Buffalo Bill è un uomo rimasto fanciullo. Si lascia travolgere dal trionfo e viene usato da uno pseudo-giornalista, Ned Buntline. Questi era una specie di arrivista colto che abbindolò il buon William Cody promettendogli guadagni, donne e bella vita in cambio delle sue capacità da cowoboy. Mise su un circo western itinerante, il “Buffalo Bill Wild West” che accoglieva tra le sue file anche l’ex prostituta Annie Oakley, una ragazza dal fucile facile e dalla mira infallibile: riusciva a spezzare in due una carta da gioco buttata in aria col bordo in avanti.
Le tourneès teatrali gli fanno dimenticare la sua vera indole di cowboy. Naturalmente, i guadagni arrivano: Buffalo Bill ripiomba nell’alcool e abbandona moglie e figli al loro destino. Ormai è una star americana.
Nel 1890 viene ricevuto da papa Leone XIII. La sua fama, divenuta mondiale, si moltiplica, così come il suo conto in banca, che però lui diligentemente sperpera in donne, alcool, bei vestiti e sale da gioco.
Il tramonto arriva presto perché ormai l’uomo è ridotto ad un rottame, pieno di reumatismi e roso dal vizio. L’ultima soddisfazione se la toglie quando il generale Miles (uno degli ultimi pionieri americani) gli chiede consiglio su come battere gli Indiani dello Utah: Buffalo Bill glieli elargisce volentieri, Miles li segue alla lettera e gli Indiani sono ancora una volta battuti.
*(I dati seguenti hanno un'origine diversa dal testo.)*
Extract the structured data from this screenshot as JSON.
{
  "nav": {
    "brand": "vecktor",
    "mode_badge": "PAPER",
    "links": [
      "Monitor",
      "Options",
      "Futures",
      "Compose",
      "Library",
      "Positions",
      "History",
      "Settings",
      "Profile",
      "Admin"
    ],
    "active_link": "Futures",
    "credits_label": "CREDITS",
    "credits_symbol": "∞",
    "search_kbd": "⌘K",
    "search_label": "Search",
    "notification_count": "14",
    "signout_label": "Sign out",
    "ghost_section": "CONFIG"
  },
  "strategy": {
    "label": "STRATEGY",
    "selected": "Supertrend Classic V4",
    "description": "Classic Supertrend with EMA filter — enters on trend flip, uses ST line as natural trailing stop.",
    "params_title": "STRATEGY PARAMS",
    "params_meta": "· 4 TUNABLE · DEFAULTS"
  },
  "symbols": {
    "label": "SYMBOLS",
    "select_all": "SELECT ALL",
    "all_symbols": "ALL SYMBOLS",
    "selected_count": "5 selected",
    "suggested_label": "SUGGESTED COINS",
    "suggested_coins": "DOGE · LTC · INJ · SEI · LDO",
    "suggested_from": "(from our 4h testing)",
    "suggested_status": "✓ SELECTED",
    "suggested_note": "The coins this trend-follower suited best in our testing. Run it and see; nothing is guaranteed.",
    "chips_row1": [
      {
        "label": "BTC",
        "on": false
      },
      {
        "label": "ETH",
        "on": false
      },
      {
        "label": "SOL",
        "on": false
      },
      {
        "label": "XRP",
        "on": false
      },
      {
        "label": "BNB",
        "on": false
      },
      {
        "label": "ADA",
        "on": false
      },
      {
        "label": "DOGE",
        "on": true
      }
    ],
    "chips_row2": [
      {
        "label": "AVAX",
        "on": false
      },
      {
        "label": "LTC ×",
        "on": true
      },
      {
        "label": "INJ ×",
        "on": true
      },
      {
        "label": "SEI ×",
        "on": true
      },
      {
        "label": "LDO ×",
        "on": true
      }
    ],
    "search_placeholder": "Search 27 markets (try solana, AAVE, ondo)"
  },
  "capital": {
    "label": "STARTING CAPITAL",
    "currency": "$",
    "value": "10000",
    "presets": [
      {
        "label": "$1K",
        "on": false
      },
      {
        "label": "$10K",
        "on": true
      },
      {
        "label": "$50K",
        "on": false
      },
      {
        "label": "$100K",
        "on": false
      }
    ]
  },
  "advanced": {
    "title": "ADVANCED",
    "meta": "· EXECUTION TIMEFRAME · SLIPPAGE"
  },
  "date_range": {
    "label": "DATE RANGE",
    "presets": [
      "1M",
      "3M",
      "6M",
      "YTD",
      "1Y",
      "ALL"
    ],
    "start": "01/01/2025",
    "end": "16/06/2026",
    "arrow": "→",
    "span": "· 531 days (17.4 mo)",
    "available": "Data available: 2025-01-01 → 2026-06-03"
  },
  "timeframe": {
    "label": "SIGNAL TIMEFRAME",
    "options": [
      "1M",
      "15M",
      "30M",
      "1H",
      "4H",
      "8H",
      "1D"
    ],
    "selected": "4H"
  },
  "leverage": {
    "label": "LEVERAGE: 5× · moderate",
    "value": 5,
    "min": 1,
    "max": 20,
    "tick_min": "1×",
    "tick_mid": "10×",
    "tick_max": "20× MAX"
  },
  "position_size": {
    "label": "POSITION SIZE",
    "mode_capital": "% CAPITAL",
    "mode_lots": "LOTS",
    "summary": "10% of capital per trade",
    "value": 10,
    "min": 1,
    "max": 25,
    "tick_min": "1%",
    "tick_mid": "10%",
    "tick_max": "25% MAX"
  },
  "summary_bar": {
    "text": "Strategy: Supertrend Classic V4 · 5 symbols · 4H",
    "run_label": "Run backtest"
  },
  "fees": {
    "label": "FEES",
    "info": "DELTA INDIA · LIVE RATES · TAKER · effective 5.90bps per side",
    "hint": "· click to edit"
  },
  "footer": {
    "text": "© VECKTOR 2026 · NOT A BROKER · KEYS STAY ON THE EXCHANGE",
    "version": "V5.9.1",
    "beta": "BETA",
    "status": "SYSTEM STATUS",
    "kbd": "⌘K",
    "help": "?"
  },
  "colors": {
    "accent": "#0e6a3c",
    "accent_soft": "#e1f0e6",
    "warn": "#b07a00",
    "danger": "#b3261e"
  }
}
Il 10 gennaio del 1917 Buffalo Bill muore a Denver, a casa della sorella May. Gli è accanto la moglie Louise, di cui lui non si occupò mai. Lascia agli eredi solo dei debiti nonostante avesse guadagnato tantissimo. L’America perde l’ultimo pioniere romantica della sua storia. Ubriaco anche sul letto di morte, chiede al medico di versargli dell’altro whisky nel bicchiere vuoto. Gli domanda: “Ce la farò, dottore?”. Il medico scuote la testa. Buffalo Bill capisce e risponde: “Allora è inutile perdere tempo, giochiamo a carte”.